購書備忘録2005その1(今年の古本始め)
2日から3日にかけて、家族全員で妻の実家に泊まりに行った。そこでの子供たちの楽しみの一つが、駅前の「古本市場」。子供たちの目当てはゲームだが、とうぜん父も同伴し、今年の古本始めとなった。収穫は、マルキ・ド・サド『ジュスチーヌもしくは美徳の不幸』(岩波文庫)[bk1][Amazon]と渡邊昌美『中世の奇蹟と幻想』(岩波新書)。

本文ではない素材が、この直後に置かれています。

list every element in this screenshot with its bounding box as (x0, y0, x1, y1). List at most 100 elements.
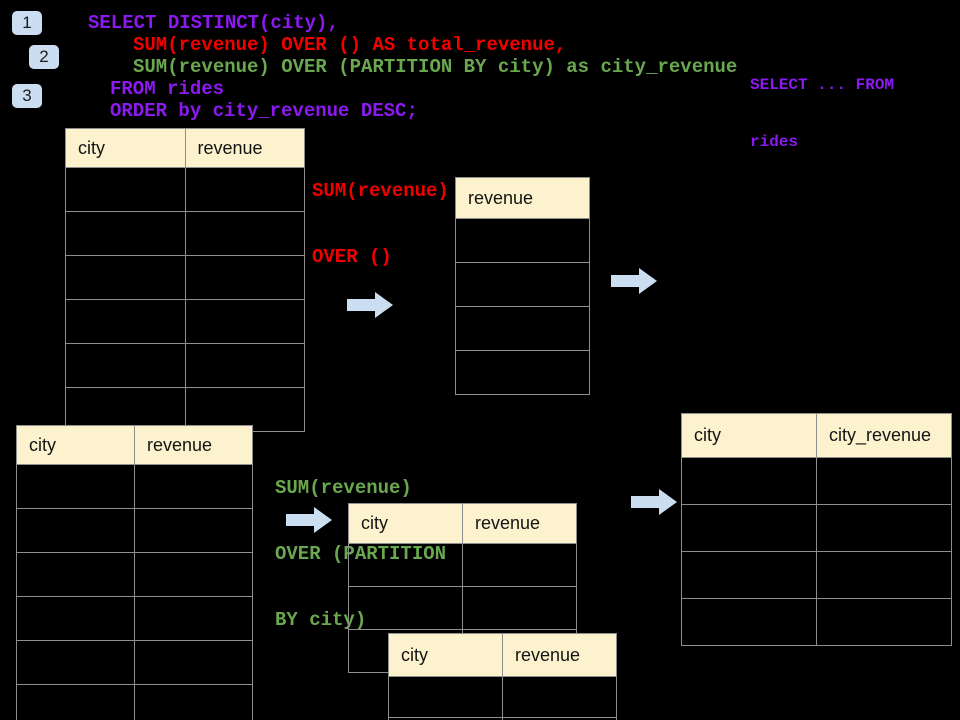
table-row (16, 684, 253, 720)
table-cell (184, 343, 305, 388)
table-cell (681, 457, 817, 505)
table-row (455, 218, 590, 263)
column-header-city: city (65, 128, 186, 168)
sql-abbreviated-note-line: SELECT ... FROM (750, 76, 895, 94)
column-header-city: city (388, 633, 503, 677)
table-row (681, 504, 952, 552)
table-cell (65, 255, 186, 300)
table-cell (681, 598, 817, 646)
table-cell (455, 350, 590, 395)
table-cell (184, 255, 305, 300)
table-row (348, 586, 577, 630)
table-row (388, 717, 617, 720)
table-cell (455, 306, 590, 351)
table-cell (16, 684, 135, 720)
table-cell (462, 543, 577, 587)
table-row (16, 596, 253, 641)
table-cell (65, 387, 186, 432)
column-header-city_revenue: city_revenue (816, 413, 952, 458)
table-cell (65, 167, 186, 212)
sql-select-line: SELECT DISTINCT(city), (88, 12, 339, 34)
arrow-right-icon (347, 292, 393, 318)
table-row (65, 299, 305, 344)
column-header-revenue: revenue (455, 177, 590, 219)
table-row (16, 640, 253, 685)
table-cell (134, 508, 253, 553)
table-cell (134, 596, 253, 641)
sql-order-by-line: ORDER by city_revenue DESC; (110, 100, 418, 122)
column-header-revenue: revenue (184, 128, 305, 168)
step-badge-1: 1 (12, 11, 42, 35)
table-cell (134, 464, 253, 509)
table-cell (134, 684, 253, 720)
table-cell (455, 218, 590, 263)
table-row (455, 262, 590, 307)
table-cell (16, 464, 135, 509)
table-total-revenue-result: revenue (455, 177, 590, 395)
table-cell (16, 508, 135, 553)
table-cell (184, 167, 305, 212)
column-header-city: city (681, 413, 817, 458)
step-badge-3: 3 (12, 84, 42, 108)
table-row (16, 508, 253, 553)
table-row (65, 343, 305, 388)
table-row (16, 552, 253, 597)
arrow-right-icon (631, 489, 677, 515)
table-cell (65, 343, 186, 388)
table-cell (388, 676, 503, 718)
sql-abbreviated-note-line: rides (750, 133, 799, 151)
column-header-revenue: revenue (134, 425, 253, 465)
table-cell (816, 598, 952, 646)
column-header-revenue: revenue (462, 503, 577, 544)
table-cell (681, 551, 817, 599)
sql-total-revenue-line: SUM(revenue) OVER () AS total_revenue, (133, 34, 567, 56)
column-header-revenue: revenue (502, 633, 617, 677)
sql-from-line: FROM rides (110, 78, 225, 100)
table-row (681, 598, 952, 646)
annotation-line: SUM(revenue) (275, 477, 412, 499)
annotation-line: SUM(revenue) (312, 180, 449, 202)
table-cell (184, 211, 305, 256)
table-cell (65, 299, 186, 344)
table-cell (816, 457, 952, 505)
table-row (65, 167, 305, 212)
table-row (455, 350, 590, 395)
table-cell (134, 552, 253, 597)
step-badge-2: 2 (29, 45, 59, 69)
header-row: revenue (455, 177, 590, 219)
annotation-line: OVER () (312, 246, 392, 268)
table-cell (502, 717, 617, 720)
annotation-sum-over-total: SUM(revenue) OVER () (312, 136, 449, 312)
table-cell (16, 640, 135, 685)
table-cell (816, 551, 952, 599)
table-cell (348, 586, 463, 630)
table-cell (502, 676, 617, 718)
table-cell (681, 504, 817, 552)
table-cell (348, 543, 463, 587)
sql-abbreviated-note: SELECT ... FROM rides (750, 38, 894, 190)
table-row (388, 676, 617, 718)
table-cell (184, 299, 305, 344)
table-cell (16, 552, 135, 597)
table-cell (462, 586, 577, 630)
sql-city-revenue-line: SUM(revenue) OVER (PARTITION BY city) as… (133, 56, 738, 78)
column-header-city: city (16, 425, 135, 465)
table-row (681, 457, 952, 505)
table-cell (455, 262, 590, 307)
table-row (65, 211, 305, 256)
table-cell (65, 211, 186, 256)
column-header-city: city (348, 503, 463, 544)
arrow-right-icon (611, 268, 657, 294)
table-cell (16, 596, 135, 641)
arrow-right-icon (286, 507, 332, 533)
table-cell (816, 504, 952, 552)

『美徳の不幸』にはバージョンが3つあるそうで、この岩波文庫は2番目のもの。私が15年以上前に澁澤龍彦の訳で読んだ1番目のバージョンと較べると、倍ぐらいの分量があるようだ。『中世の奇蹟と幻想』は、聖者伝や奇蹟録を読むことでヨーロッパ中世の庶民の心性を追っているエッセイ風の読み物。
さすがに妻の実家でサドは読みにくいので、『中世の奇蹟と幻想』を読んでいると、長男が話しかけてきた。
「何の本読んでんの?」
「ヨーロッパの中世、ずっと昔に起きた奇蹟について研究した本や」
「ふーん、奇蹟が起きんの」
何だか、えらくありがたみのない扱いである。無理もないか。昨日の『ULTRAMAN』みたいに、奇蹟を安売りする映画やドラマが絶えないからなあ。
息子よ、奇蹟なんて起きはしない。起きないからこそ、奇蹟なのだぞ。